An ecofeminist position in critical practice: Challenging corporate truth in the Anthropocene

(2022). An ecofeminist position in critical practice: Challenging corporate truth in the Anthropocene. Gender, Work & Organization, 29(6) pp. 1796–1814.



Drawing on selected discourses of non-essentialist ecofeminism this article proposes and substantiates an ecofeminist position. This distinct position is shown to bring with it a capacity to challenge widely-uncontested, corporate-produced truths regarding the benefits and the legitimacy of certain commercial activities. Three historical cases inform the discussion: the fights led by Rachel Carson against dichlorodiphenyltrichloroethane (DDT), by Erin Brockovich against hexavalent chromium, and by Vandana Shiva against genetically modified organisms (GMOs).

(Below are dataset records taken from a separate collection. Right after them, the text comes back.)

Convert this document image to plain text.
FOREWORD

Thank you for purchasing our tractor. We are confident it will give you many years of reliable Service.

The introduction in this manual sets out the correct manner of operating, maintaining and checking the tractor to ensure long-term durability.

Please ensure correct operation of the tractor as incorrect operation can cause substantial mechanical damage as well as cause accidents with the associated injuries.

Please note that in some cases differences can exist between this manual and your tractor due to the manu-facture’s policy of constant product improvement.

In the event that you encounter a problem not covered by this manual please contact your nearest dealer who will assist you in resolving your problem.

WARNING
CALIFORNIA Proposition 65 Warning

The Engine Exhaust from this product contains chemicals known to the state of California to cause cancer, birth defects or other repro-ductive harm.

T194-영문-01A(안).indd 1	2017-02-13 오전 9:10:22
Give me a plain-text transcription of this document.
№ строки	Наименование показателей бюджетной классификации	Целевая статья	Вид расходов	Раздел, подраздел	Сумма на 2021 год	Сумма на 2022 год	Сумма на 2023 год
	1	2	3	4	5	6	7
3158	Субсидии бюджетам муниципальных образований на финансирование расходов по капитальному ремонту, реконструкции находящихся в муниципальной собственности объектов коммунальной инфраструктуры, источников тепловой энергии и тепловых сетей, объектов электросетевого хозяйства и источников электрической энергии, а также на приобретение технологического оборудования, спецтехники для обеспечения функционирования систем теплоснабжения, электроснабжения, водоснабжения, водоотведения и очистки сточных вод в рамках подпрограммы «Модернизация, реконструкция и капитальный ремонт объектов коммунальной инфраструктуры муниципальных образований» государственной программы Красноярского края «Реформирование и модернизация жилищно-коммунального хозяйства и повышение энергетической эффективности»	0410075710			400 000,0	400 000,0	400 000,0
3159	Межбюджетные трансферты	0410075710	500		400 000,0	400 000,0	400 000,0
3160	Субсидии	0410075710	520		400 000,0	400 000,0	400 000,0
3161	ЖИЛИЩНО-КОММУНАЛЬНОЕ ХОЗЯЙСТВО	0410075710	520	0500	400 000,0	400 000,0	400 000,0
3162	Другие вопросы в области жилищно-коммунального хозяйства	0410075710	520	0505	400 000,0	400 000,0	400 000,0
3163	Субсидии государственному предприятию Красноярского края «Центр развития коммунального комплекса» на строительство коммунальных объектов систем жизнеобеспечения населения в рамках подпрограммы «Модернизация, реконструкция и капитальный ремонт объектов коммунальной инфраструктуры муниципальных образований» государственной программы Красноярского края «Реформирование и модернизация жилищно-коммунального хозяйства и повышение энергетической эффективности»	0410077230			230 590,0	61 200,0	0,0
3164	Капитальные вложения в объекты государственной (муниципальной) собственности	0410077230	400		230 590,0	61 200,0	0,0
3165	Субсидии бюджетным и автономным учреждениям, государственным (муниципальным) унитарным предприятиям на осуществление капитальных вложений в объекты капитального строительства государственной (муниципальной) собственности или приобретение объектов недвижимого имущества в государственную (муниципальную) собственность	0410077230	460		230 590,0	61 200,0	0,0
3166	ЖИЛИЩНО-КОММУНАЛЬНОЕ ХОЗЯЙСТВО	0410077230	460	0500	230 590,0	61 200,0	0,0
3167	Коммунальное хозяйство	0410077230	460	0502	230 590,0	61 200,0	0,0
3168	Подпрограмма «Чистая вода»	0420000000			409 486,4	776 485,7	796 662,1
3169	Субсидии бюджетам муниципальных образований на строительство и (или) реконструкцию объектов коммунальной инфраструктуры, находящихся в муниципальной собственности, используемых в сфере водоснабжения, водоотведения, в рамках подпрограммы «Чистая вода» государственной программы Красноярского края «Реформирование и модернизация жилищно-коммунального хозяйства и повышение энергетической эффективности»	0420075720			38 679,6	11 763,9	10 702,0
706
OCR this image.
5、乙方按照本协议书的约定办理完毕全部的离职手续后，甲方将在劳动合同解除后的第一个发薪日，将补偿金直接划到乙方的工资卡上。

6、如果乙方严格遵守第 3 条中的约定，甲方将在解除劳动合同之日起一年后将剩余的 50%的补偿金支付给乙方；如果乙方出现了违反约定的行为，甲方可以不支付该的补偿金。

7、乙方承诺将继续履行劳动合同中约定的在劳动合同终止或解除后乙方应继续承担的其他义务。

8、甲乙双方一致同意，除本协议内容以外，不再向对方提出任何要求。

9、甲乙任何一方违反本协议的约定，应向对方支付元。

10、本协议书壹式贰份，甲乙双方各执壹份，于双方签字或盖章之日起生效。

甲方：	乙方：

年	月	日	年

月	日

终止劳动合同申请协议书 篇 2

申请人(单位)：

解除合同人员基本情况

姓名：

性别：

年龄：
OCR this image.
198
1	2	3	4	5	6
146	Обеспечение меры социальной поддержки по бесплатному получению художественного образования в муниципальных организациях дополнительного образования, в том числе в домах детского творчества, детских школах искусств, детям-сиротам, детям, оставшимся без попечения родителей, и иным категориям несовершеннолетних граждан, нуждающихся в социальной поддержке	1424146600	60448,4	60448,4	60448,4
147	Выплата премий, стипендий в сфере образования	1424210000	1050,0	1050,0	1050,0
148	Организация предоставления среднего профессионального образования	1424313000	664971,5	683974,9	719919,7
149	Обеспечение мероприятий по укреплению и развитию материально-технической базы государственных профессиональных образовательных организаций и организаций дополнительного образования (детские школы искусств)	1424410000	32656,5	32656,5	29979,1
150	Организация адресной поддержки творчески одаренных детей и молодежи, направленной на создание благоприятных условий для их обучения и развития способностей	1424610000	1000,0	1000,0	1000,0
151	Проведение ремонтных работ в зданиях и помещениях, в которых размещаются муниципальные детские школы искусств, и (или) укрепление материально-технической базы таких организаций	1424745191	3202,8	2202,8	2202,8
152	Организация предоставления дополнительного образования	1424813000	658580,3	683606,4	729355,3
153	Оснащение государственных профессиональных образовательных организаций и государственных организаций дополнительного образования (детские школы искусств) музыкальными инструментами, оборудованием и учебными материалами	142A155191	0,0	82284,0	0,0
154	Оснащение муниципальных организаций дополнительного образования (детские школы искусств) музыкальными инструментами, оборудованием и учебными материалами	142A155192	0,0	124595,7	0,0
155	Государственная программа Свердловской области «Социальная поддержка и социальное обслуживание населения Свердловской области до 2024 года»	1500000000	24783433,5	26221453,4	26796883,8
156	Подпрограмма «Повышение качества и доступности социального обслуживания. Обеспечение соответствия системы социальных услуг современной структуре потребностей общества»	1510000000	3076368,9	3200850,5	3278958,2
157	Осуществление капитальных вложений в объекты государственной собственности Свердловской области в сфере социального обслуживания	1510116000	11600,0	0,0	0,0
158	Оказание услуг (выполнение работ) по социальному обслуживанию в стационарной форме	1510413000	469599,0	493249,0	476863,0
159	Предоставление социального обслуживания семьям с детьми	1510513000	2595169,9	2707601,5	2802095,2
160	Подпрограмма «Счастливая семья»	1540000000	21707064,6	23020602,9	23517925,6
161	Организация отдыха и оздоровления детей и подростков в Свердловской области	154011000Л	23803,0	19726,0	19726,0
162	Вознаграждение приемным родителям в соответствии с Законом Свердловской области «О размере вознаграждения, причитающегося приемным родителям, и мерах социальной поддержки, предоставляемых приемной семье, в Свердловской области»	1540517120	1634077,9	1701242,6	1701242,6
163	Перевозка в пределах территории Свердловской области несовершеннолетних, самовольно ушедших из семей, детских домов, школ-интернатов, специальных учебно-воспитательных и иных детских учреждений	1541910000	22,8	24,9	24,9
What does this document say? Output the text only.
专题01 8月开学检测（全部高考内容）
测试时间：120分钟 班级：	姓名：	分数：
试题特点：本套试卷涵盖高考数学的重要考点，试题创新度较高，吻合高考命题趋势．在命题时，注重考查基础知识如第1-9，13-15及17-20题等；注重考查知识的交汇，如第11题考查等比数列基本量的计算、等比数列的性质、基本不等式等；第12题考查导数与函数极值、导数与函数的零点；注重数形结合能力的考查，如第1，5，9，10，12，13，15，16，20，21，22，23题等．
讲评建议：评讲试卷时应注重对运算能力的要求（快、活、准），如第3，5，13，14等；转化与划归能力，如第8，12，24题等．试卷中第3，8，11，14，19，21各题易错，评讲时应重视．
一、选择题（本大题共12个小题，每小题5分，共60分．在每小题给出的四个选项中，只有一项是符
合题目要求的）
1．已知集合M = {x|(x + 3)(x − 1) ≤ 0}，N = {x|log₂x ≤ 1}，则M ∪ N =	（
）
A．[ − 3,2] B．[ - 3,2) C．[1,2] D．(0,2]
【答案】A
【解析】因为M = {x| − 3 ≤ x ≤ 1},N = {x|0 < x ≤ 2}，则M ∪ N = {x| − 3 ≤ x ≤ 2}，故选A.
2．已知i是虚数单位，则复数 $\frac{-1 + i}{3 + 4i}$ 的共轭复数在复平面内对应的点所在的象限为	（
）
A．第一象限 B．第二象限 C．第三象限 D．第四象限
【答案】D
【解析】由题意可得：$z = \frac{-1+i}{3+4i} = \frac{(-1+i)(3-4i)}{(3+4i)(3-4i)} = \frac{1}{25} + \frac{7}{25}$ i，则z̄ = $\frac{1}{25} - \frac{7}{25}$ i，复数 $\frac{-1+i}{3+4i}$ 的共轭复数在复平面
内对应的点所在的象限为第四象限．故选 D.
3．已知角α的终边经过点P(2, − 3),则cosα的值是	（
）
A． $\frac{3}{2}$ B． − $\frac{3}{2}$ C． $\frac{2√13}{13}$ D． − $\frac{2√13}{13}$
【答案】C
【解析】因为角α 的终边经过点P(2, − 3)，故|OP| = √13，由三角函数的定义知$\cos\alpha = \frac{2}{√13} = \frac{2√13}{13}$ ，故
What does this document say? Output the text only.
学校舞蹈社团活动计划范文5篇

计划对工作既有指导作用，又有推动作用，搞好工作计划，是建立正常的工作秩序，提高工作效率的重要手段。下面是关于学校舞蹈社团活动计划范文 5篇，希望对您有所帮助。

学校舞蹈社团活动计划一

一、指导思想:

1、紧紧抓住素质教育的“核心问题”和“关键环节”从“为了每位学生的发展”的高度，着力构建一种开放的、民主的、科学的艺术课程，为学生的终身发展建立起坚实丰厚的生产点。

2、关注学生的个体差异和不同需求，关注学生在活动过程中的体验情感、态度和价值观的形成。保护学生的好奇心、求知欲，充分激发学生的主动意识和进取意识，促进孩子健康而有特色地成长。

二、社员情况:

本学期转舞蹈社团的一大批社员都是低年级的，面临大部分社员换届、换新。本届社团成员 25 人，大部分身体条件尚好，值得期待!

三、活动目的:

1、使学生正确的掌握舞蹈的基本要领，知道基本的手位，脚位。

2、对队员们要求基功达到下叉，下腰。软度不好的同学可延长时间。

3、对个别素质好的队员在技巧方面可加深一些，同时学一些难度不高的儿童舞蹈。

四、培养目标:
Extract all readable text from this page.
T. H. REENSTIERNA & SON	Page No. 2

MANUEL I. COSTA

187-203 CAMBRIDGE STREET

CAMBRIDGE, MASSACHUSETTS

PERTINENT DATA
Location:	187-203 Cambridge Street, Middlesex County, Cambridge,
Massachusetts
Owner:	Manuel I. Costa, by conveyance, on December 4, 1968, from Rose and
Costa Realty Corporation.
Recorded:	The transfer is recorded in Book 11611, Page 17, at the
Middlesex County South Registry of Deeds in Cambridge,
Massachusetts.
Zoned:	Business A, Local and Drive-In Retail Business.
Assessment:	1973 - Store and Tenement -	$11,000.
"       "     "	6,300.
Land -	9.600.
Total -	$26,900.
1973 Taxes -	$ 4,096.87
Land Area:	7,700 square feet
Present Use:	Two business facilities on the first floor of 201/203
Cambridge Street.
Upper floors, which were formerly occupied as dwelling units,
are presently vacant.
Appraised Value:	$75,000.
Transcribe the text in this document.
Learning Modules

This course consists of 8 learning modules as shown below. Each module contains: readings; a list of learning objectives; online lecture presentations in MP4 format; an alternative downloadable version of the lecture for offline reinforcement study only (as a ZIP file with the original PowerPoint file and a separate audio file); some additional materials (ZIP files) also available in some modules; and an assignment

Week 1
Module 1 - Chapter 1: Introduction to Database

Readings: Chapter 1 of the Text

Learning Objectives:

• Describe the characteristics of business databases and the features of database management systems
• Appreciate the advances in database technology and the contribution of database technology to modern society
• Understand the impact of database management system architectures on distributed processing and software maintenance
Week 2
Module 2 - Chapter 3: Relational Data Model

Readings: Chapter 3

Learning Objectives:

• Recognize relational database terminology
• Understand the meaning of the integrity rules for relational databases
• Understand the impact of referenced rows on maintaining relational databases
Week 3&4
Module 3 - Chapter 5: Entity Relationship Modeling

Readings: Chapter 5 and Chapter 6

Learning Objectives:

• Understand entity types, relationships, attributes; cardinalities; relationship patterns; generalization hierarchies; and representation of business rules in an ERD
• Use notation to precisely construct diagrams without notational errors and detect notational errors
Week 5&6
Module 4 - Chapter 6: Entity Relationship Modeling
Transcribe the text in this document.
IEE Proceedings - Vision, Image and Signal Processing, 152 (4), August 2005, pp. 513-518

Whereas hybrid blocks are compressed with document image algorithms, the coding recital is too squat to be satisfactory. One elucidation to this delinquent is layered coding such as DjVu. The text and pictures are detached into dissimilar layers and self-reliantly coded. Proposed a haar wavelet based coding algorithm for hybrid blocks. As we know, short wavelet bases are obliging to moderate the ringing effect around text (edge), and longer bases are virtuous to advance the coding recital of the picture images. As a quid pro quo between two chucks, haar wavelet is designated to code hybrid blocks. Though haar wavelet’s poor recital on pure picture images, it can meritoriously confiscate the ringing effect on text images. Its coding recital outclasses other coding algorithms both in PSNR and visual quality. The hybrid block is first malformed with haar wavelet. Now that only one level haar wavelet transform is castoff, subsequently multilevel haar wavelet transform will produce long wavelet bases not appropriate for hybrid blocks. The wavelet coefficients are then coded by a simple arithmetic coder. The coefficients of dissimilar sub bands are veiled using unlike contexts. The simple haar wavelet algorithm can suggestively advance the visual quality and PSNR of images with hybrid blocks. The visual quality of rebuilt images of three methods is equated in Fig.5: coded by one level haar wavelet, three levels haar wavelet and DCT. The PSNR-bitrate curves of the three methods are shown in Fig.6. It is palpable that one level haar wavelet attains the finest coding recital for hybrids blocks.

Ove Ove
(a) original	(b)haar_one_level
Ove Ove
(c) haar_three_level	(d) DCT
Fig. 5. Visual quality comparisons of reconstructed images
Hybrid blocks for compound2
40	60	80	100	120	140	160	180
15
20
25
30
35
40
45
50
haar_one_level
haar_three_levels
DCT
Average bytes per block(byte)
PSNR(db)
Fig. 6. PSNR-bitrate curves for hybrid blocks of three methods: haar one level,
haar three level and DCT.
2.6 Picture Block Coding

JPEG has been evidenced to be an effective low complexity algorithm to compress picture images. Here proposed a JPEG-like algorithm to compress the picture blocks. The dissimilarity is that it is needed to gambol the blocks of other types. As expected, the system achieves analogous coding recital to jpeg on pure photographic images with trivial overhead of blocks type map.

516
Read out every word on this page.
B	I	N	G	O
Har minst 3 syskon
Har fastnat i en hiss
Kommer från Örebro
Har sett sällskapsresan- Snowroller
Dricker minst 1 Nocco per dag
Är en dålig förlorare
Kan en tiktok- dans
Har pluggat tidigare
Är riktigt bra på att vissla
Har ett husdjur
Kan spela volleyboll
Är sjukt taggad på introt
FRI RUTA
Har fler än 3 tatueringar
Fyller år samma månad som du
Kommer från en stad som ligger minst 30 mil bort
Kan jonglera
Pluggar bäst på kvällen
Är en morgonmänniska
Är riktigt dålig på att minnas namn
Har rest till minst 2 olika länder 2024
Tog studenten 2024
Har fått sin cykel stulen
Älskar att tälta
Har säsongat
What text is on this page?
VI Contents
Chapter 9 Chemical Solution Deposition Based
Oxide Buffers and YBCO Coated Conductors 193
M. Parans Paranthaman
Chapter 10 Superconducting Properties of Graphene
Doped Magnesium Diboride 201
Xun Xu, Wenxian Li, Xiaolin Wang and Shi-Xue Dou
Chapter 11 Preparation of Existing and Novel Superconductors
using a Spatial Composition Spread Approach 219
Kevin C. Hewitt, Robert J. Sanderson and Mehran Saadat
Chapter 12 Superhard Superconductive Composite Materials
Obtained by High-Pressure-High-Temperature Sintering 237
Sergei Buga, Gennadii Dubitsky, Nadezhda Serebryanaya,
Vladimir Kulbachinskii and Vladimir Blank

Distinguishing characteristics of this emblematically individual and critical activist practice include that: it is aimed at fighting environmental degradations; it originates from outrage; it is sustained by dedication and courage; and it combines pedagogy, politics, and ethics. We show how this practice may be understood by reference to acknowledged ecofeminist tenets and in particular with the advocating of a holistic, respectful association with all forms of life on Earth. This in stark contradistinction to dualist, corporate positions of self-interested detachment from the environment, and a corresponding denial of the entanglement of the social and physical worlds. We show how such an ecofeminist position has been capable of disrupting both established corporate truths, as well as the discursive power relationships attached to them; and how it engenders an imperative that corporations must confront and engage with the deliberate, anthropogenic consequences of their activities.